Hi,
we are working quiet some time with cfengine and everything is working ok.
But there is one issue from time to time that makes me pull my hair out. It mostly happens when I start playing around with the removal of cf-keys with the command cf-keys.
I cannot figure out how the authentication works when you start bootstrapping a client to the policy hub.

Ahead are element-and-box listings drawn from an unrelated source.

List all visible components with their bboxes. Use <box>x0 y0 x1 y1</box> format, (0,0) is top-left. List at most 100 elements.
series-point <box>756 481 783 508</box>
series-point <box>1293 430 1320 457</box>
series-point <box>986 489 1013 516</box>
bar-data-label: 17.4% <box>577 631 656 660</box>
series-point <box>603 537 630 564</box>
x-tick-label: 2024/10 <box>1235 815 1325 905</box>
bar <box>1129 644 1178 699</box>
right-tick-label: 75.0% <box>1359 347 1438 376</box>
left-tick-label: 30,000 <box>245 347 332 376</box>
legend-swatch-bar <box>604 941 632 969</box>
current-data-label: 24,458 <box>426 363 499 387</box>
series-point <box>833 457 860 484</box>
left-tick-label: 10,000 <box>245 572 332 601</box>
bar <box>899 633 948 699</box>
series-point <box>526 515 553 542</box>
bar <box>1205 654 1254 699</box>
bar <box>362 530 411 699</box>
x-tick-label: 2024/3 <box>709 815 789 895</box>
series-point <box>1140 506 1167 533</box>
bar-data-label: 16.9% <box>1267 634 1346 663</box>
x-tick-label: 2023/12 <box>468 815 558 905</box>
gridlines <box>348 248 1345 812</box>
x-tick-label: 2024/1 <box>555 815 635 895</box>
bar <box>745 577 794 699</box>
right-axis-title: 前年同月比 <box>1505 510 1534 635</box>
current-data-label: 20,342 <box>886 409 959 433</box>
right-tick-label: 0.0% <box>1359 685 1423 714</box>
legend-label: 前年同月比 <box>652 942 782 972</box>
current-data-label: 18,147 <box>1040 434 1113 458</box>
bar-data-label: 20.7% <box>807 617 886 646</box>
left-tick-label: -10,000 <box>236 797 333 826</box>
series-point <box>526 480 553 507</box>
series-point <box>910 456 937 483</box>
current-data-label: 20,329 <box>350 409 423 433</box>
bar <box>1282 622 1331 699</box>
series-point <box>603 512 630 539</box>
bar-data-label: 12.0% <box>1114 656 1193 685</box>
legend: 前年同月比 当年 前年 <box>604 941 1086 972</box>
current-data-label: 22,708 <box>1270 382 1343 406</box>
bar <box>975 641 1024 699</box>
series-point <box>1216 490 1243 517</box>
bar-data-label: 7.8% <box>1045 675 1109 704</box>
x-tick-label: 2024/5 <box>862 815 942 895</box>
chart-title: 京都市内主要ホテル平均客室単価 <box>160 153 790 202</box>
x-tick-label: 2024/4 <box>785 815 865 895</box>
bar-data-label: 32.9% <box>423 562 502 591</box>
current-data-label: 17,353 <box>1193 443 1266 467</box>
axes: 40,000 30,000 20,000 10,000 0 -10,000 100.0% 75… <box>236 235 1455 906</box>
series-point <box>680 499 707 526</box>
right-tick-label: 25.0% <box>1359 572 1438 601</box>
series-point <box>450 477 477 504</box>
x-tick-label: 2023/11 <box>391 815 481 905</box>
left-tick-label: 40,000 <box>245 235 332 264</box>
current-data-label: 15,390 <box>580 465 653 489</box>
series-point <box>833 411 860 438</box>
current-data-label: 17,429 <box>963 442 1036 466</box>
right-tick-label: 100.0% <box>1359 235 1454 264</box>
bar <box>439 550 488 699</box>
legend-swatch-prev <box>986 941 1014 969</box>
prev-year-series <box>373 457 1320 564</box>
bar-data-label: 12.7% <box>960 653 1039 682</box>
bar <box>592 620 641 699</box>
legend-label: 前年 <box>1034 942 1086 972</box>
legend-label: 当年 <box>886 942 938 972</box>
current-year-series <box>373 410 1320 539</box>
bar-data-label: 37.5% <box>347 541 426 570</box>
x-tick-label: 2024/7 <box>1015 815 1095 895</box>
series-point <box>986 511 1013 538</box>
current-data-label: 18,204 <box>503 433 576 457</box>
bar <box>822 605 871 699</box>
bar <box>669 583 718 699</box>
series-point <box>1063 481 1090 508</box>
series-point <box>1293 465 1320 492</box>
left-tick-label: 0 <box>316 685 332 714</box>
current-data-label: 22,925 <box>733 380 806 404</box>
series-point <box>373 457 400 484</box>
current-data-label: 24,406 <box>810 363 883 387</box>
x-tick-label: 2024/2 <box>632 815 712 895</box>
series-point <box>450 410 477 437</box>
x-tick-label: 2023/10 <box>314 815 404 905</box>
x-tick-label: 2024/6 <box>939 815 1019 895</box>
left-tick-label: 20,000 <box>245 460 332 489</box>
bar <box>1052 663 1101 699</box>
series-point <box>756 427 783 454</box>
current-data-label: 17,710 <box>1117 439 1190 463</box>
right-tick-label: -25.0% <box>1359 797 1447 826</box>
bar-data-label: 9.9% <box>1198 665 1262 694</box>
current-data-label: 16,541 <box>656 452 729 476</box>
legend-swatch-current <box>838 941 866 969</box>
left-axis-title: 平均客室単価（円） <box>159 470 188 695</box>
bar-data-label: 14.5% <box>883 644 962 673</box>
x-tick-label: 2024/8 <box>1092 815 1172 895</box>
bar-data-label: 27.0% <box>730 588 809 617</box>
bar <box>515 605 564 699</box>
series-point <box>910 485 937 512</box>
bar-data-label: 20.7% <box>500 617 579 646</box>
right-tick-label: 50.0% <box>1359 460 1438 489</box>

I cannot connect the dots between the key files in /var/cfengine/ppkeys (localhost and rootMD5 files on both server and client), lastseen database, ...
The error I receive is:
root@laptop:~# cf-agent --bootstrap cfengine0102
notice: Bootstrap mode: implicitly trusting server, use --trust-server=no if server trust is already established
error: Failed to establish TLS connection: underlying network error (Connection reset by peer)
error: No suitable server found
error: Failed to establish TLS connection: underlying network error (Connection reset by peer)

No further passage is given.